Companhia estréia espetáculo "Transex", ambientado na praça Roosevelt e que inaugura uma trilogia

Grupo Satyros encena o amor transexual

VALMIR SANTOS
DA REPORTAGEM LOCAL

Uma peça sobre travestis e transexuais que não é fixada em "travestismo", submundo da prostituição ou outros impulsos antropológicos ou sociais. "Transex" fala de amor, sobretudo.
Em se tratando de nova montagem do grupo Os Satyros, que entra em cartaz amanhã, não se espera pílulas douradas. Ao contrário. O recorte para o sentimento universal vem da própria intimidade que os artistas do grupo colhem da convivência com esses personagens da vida real na praça Roosevelt, onde plantou seu espaço em 2000.
Duas pessoas inspiraram o projeto dos Satyros: a cubana Phedra D. Córdoba, 67 (que atua em "A Filosofia na Alcova", em cartaz), e a paulistana Savana Meirelles, 36 (que participou de peça do grupo em 1992 e o reencontrou agora).
Em "Transex", elas são respectivamente as transexuais Phedra e Bibi (interpretada por Meirelles), amigas das protagonistas Tereza (Ivam Cabra) e Marlene Glória (Soraya Saide), que dividem apartamento na praça Roosevelt.

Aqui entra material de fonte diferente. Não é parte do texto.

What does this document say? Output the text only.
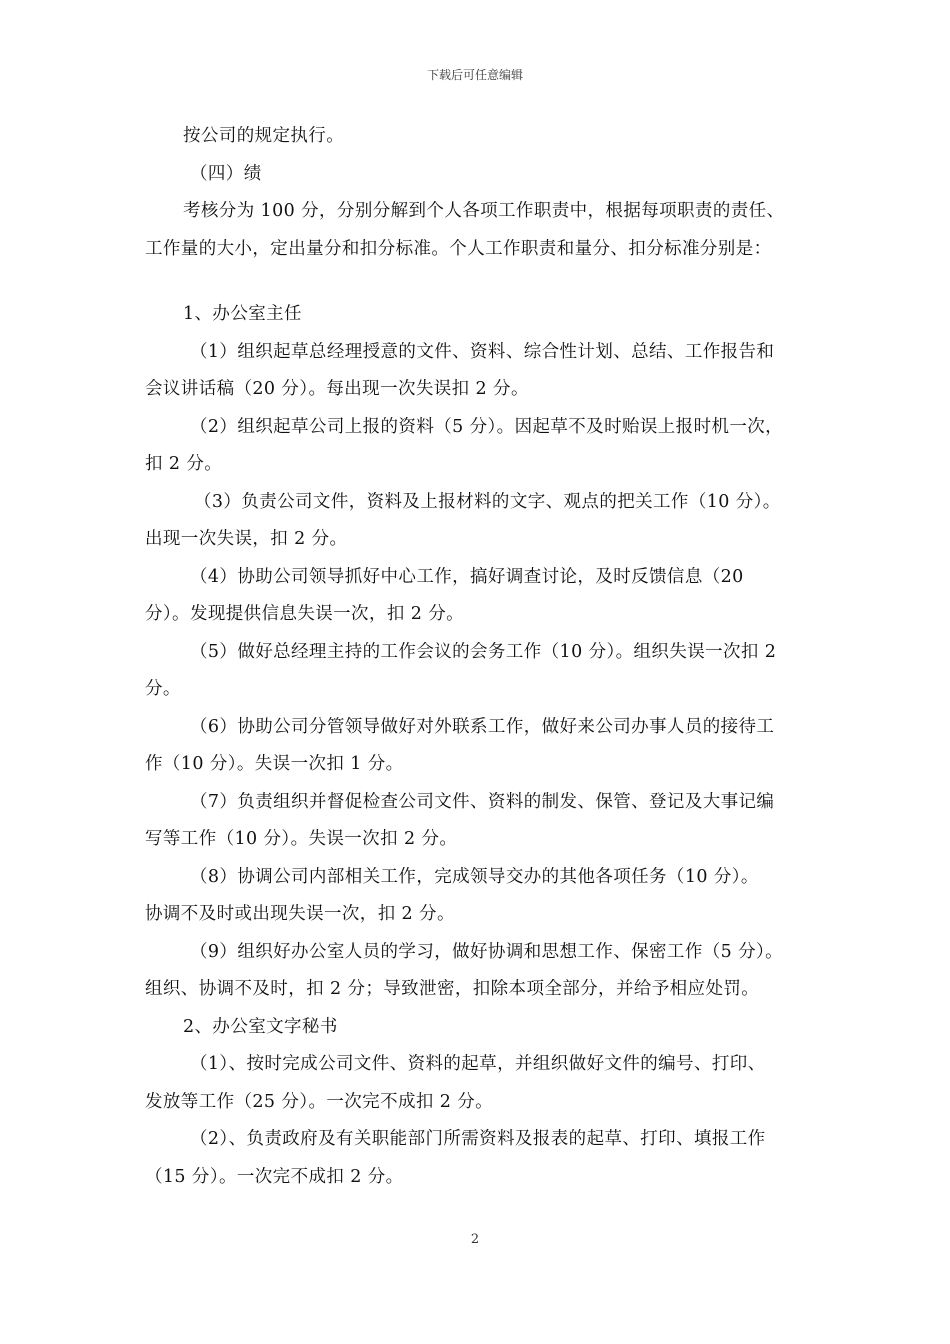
下载后可任意编辑
按公司的规定执行。
（四）绩
考核分为 100 分，分别分解到个人各项工作职责中，根据每项职责的责任、
工作量的大小，定出量分和扣分标准。个人工作职责和量分、扣分标准分别是：
1、办公室主任
（1）组织起草总经理授意的文件、资料、综合性计划、总结、工作报告和
会议讲话稿（20 分）。每出现一次失误扣 2 分。
（2）组织起草公司上报的资料（5 分）。因起草不及时贻误上报时机一次，
扣 2 分。
（3）负责公司文件，资料及上报材料的文字、观点的把关工作（10 分）。
出现一次失误，扣 2 分。
（4）协助公司领导抓好中心工作，搞好调查讨论，及时反馈信息（20
分）。发现提供信息失误一次，扣 2 分。
（5）做好总经理主持的工作会议的会务工作（10 分）。组织失误一次扣 2
分。
（6）协助公司分管领导做好对外联系工作，做好来公司办事人员的接待工
作（10 分）。失误一次扣 1 分。
（7）负责组织并督促检查公司文件、资料的制发、保管、登记及大事记编
写等工作（10 分）。失误一次扣 2 分。
（8）协调公司内部相关工作，完成领导交办的其他各项任务（10 分）。
协调不及时或出现失误一次，扣 2 分。
（9）组织好办公室人员的学习，做好协调和思想工作、保密工作（5 分）。
组织、协调不及时，扣 2 分；导致泄密，扣除本项全部分，并给予相应处罚。
2、办公室文字秘书
（1）、按时完成公司文件、资料的起草，并组织做好文件的编号、打印、
发放等工作（25 分）。一次完不成扣 2 分。
（2）、负责政府及有关职能部门所需资料及报表的起草、打印、填报工作
（15 分）。一次完不成扣 2 分。
2
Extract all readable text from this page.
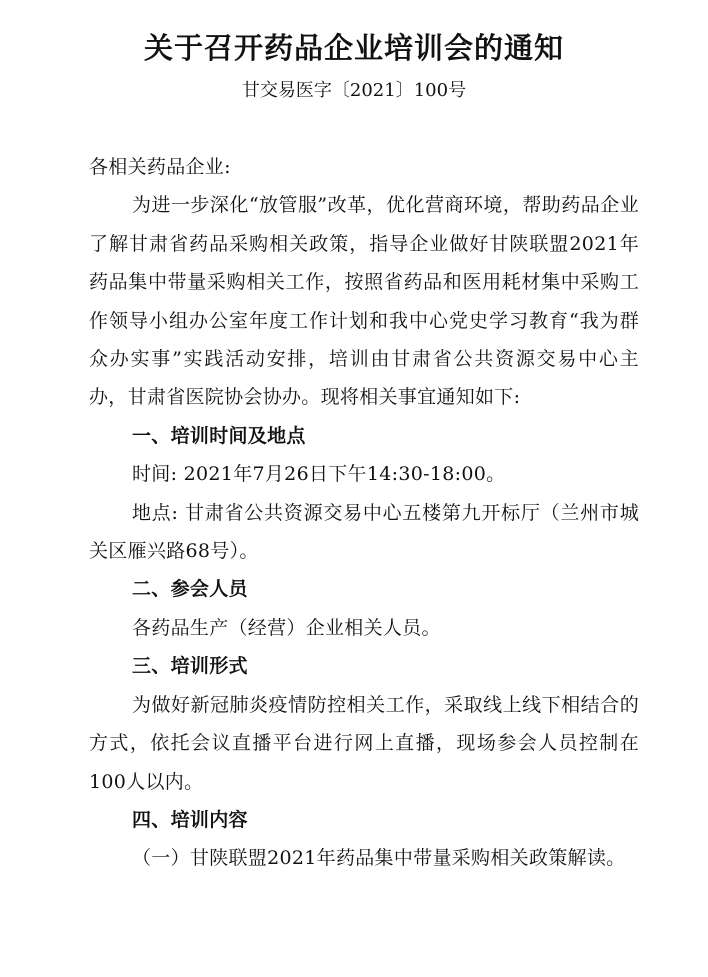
关于召开药品企业培训会的通知
甘交易医字〔2021〕100号

各相关药品企业:

为进一步深化“放管服”改革，优化营商环境，帮助药品企业了解甘肃省药品采购相关政策，指导企业做好甘陕联盟2021年药品集中带量采购相关工作，按照省药品和医用耗材集中采购工作领导小组办公室年度工作计划和我中心党史学习教育“我为群众办实事”实践活动安排，培训由甘肃省公共资源交易中心主办，甘肃省医院协会协办。现将相关事宜通知如下:

一、培训时间及地点

时间: 2021年7月26日下午14:30-18:00。

地点: 甘肃省公共资源交易中心五楼第九开标厅（兰州市城关区雁兴路68号）。

二、参会人员

各药品生产（经营）企业相关人员。

三、培训形式

为做好新冠肺炎疫情防控相关工作，采取线上线下相结合的方式，依托会议直播平台进行网上直播，现场参会人员控制在100人以内。

四、培训内容

（一）甘陕联盟2021年药品集中带量采购相关政策解读。
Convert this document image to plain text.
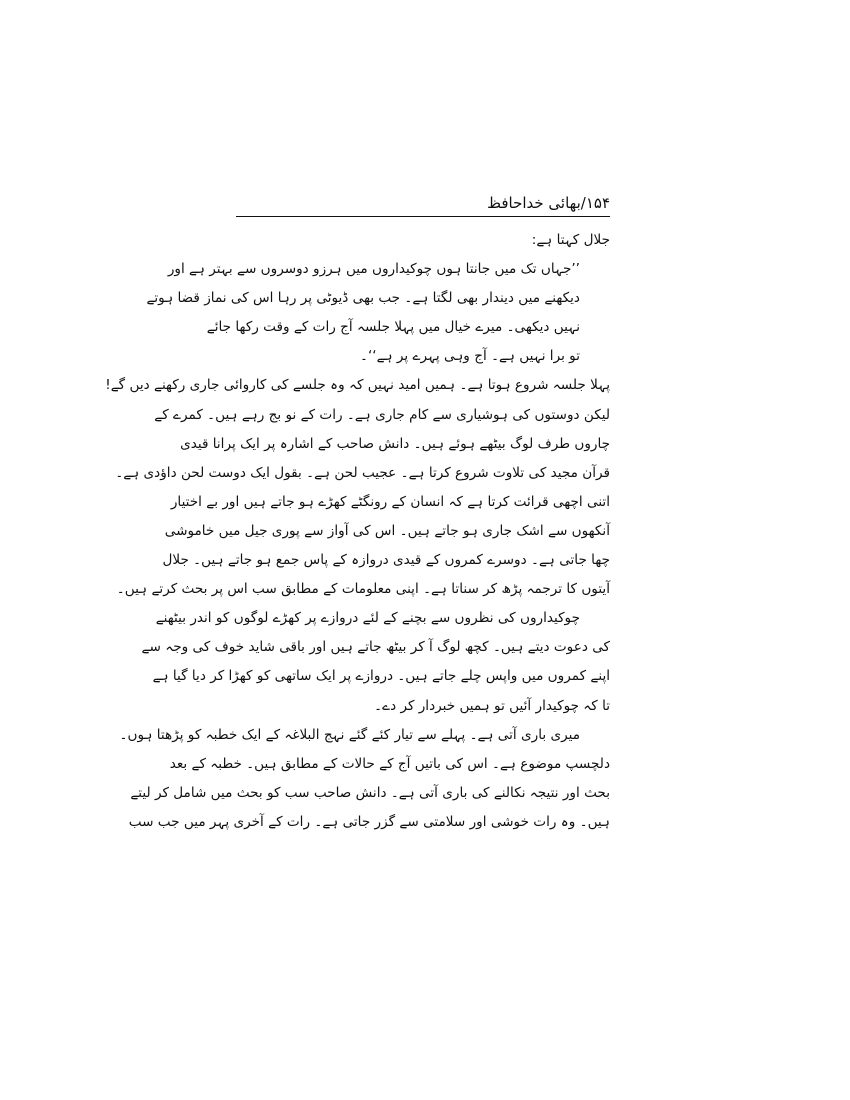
۱۵۴/بھائی خداحافظ
جلال کہتا ہے:
’’جہاں تک میں جانتا ہوں چوکیداروں میں ہرزو دوسروں سے بہتر ہے اور
دیکھنے میں دیندار بھی لگتا ہے۔ جب بھی ڈیوٹی پر رہا اس کی نماز قضا ہوتے
نہیں دیکھی۔ میرے خیال میں پہلا جلسہ آج رات کے وقت رکھا جائے
تو برا نہیں ہے۔ آج وہی پہرے پر ہے‘‘۔
پہلا جلسہ شروع ہوتا ہے۔ ہمیں امید نہیں کہ وہ جلسے کی کاروائی جاری رکھنے دیں گے!
لیکن دوستوں کی ہوشیاری سے کام جاری ہے۔ رات کے نو بج رہے ہیں۔ کمرے کے
چاروں طرف لوگ بیٹھے ہوئے ہیں۔ دانش صاحب کے اشارہ پر ایک پرانا قیدی
قرآن مجید کی تلاوت شروع کرتا ہے۔ عجیب لحن ہے۔ بقول ایک دوست لحن داؤدی ہے۔
اتنی اچھی قرائت کرتا ہے کہ انسان کے رونگٹے کھڑے ہو جاتے ہیں اور بے اختیار
آنکھوں سے اشک جاری ہو جاتے ہیں۔ اس کی آواز سے پوری جیل میں خاموشی
چھا جاتی ہے۔ دوسرے کمروں کے قیدی دروازہ کے پاس جمع ہو جاتے ہیں۔ جلال
آیتوں کا ترجمہ پڑھ کر سناتا ہے۔ اپنی معلومات کے مطابق سب اس پر بحث کرتے ہیں۔
چوکیداروں کی نظروں سے بچنے کے لئے دروازے پر کھڑے لوگوں کو اندر بیٹھنے
کی دعوت دیتے ہیں۔ کچھ لوگ آ کر بیٹھ جاتے ہیں اور باقی شاید خوف کی وجہ سے
اپنے کمروں میں واپس چلے جاتے ہیں۔ دروازے پر ایک ساتھی کو کھڑا کر دیا گیا ہے
تا کہ چوکیدار آئیں تو ہمیں خبردار کر دے۔
میری باری آتی ہے۔ پہلے سے تیار کئے گئے نہج البلاغہ کے ایک خطبہ کو پڑھتا ہوں۔
دلچسپ موضوع ہے۔ اس کی باتیں آج کے حالات کے مطابق ہیں۔ خطبہ کے بعد
بحث اور نتیجہ نکالنے کی باری آتی ہے۔ دانش صاحب سب کو بحث میں شامل کر لیتے
ہیں۔ وہ رات خوشی اور سلامتی سے گزر جاتی ہے۔ رات کے آخری پہر میں جب سب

Tereza é apaixonada por um extraterrestre, que apareceu súbito em sua vida, nu como veio ao mundo, e desde então a mobiliza. Marlene descrê da história da amiga e tenta associá-la a uma aparição de Exu, experiência pela qual também já passou.
Mas nada a demove da paixão pelo ser que só ela vê e com quem diz transar.

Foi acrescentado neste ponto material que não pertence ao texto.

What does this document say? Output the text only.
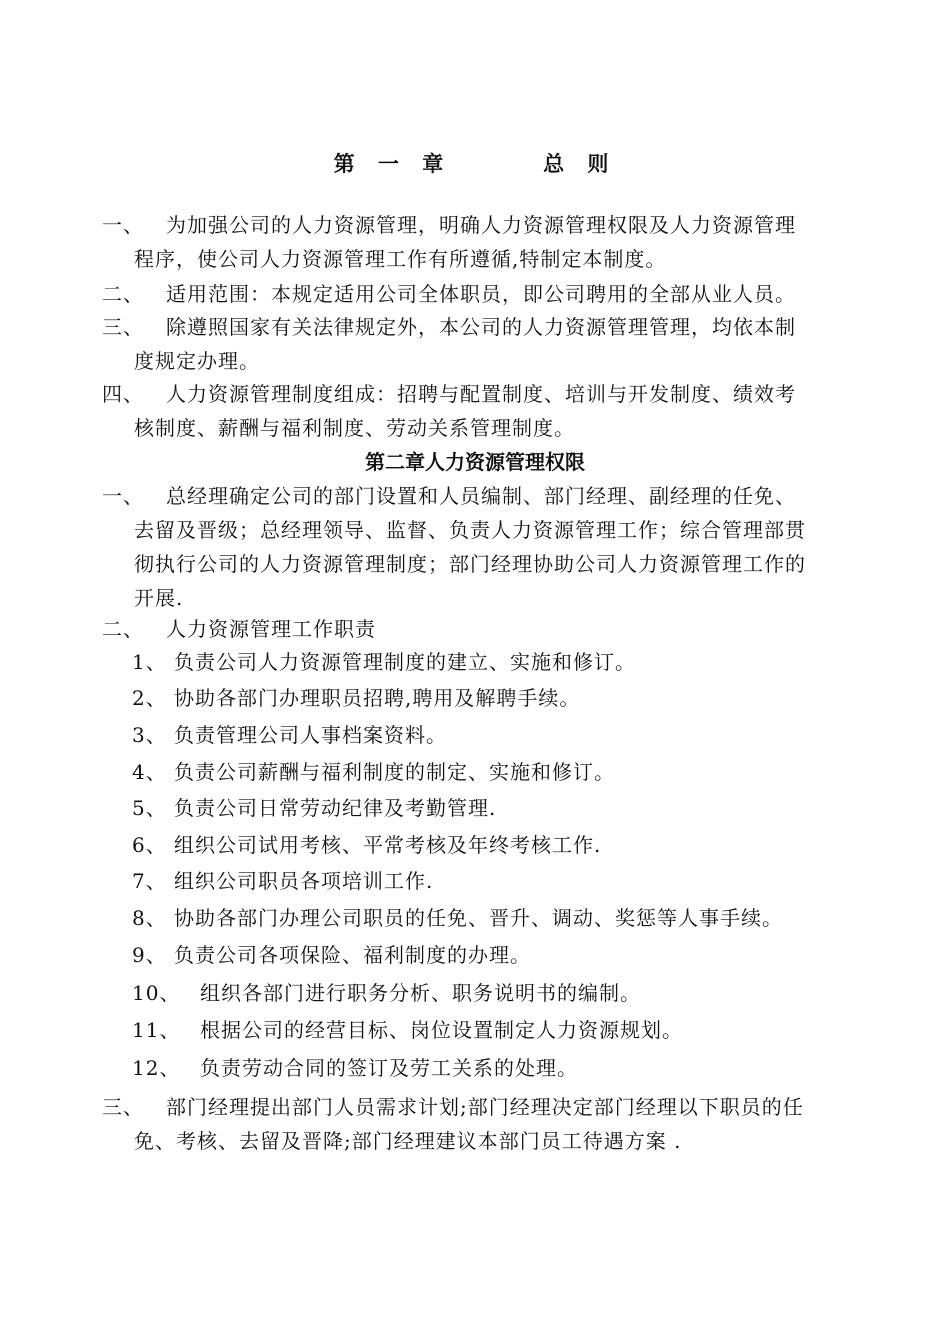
第 一 章      总 则
一、 为加强公司的人力资源管理，明确人力资源管理权限及人力资源管理
程序，使公司人力资源管理工作有所遵循,特制定本制度。
二、 适用范围：本规定适用公司全体职员，即公司聘用的全部从业人员。
三、 除遵照国家有关法律规定外，本公司的人力资源管理管理，均依本制
度规定办理。
四、 人力资源管理制度组成：招聘与配置制度、培训与开发制度、绩效考
核制度、薪酬与福利制度、劳动关系管理制度。
第二章人力资源管理权限
一、 总经理确定公司的部门设置和人员编制、部门经理、副经理的任免、
去留及晋级；总经理领导、监督、负责人力资源管理工作；综合管理部贯
彻执行公司的人力资源管理制度；部门经理协助公司人力资源管理工作的
开展.
二、 人力资源管理工作职责
1、 负责公司人力资源管理制度的建立、实施和修订。
2、 协助各部门办理职员招聘,聘用及解聘手续。
3、 负责管理公司人事档案资料。
4、 负责公司薪酬与福利制度的制定、实施和修订。
5、 负责公司日常劳动纪律及考勤管理.
6、 组织公司试用考核、平常考核及年终考核工作.
7、 组织公司职员各项培训工作.
8、 协助各部门办理公司职员的任免、晋升、调动、奖惩等人事手续。
9、 负责公司各项保险、福利制度的办理。
10、 组织各部门进行职务分析、职务说明书的编制。
11、 根据公司的经营目标、岗位设置制定人力资源规划。
12、 负责劳动合同的签订及劳工关系的处理。
三、 部门经理提出部门人员需求计划;部门经理决定部门经理以下职员的任
免、考核、去留及晋降;部门经理建议本部门员工待遇方案 .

Esse mote é real. Savana Meirelles apaixonou-se por um ET, em 2003. Sua história, claro, veio a público com tintas sensacionalistas. Phedra de fato tentou convencê-la de que era Exu, mas de nada adiantou.

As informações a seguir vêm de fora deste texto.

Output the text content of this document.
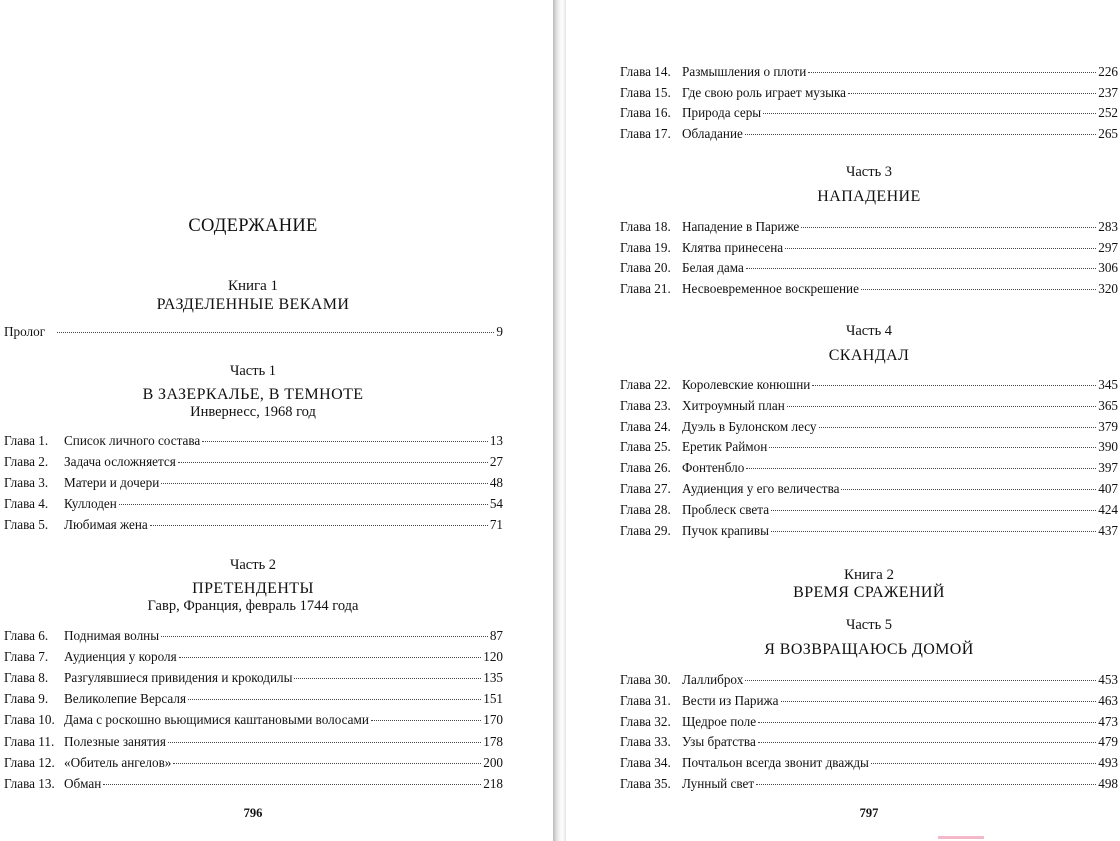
СОДЕРЖАНИЕ
Книга 1
РАЗДЕЛЕННЫЕ ВЕКАМИ
Пролог	9
Часть 1
В ЗАЗЕРКАЛЬЕ, В ТЕМНОТЕ
Инвернесс, 1968 год
Глава 1.	Список личного состава	13
Глава 2.	Задача осложняется	27
Глава 3.	Матери и дочери	48
Глава 4.	Куллоден	54
Глава 5.	Любимая жена	71
Часть 2
ПРЕТЕНДЕНТЫ
Гавр, Франция, февраль 1744 года
Глава 6.	Поднимая волны	87
Глава 7.	Аудиенция у короля	120
Глава 8.	Разгулявшиеся привидения и крокодилы	135
Глава 9.	Великолепие Версаля	151
Глава 10. Дама с роскошно вьющимися каштановыми волосами	170
Глава 11. Полезные занятия	178
Глава 12. «Обитель ангелов»	200
Глава 13. Обман	218
796
Глава 14. Размышления о плоти	226
Глава 15. Где свою роль играет музыка	237
Глава 16. Природа серы	252
Глава 17. Обладание	265
Часть 3
НАПАДЕНИЕ
Глава 18. Нападение в Париже	283
Глава 19. Клятва принесена	297
Глава 20. Белая дама	306
Глава 21. Несвоевременное воскрешение	320
Часть 4
СКАНДАЛ
Глава 22. Королевские конюшни	345
Глава 23. Хитроумный план	365
Глава 24. Дуэль в Булонском лесу	379
Глава 25. Еретик Раймон	390
Глава 26. Фонтенбло	397
Глава 27. Аудиенция у его величества	407
Глава 28. Проблеск света	424
Глава 29. Пучок крапивы	437
Книга 2
ВРЕМЯ СРАЖЕНИЙ
Часть 5
Я ВОЗВРАЩАЮСЬ ДОМОЙ
Глава 30. Лаллиброх	453
Глава 31. Вести из Парижа	463
Глава 32. Щедрое поле	473
Глава 33. Узы братства	479
Глава 34. Почтальон всегда звонит дважды	493
Глава 35. Лунный свет	498
797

Agora, em "Transex", elas contracenam com as personagens extraídas de suas próprias vidas, Tereza e Marlene. Tereza é nome inspirado em santa Tereza d'Ávila (1515-82), de quem a mãe da personagem lia os poemas. Ela chega a citar uns versos:
"Para chegares a ser tudo, não queiras ser coisa alguma... Para chegares ao que és, hás de ir por onde não és".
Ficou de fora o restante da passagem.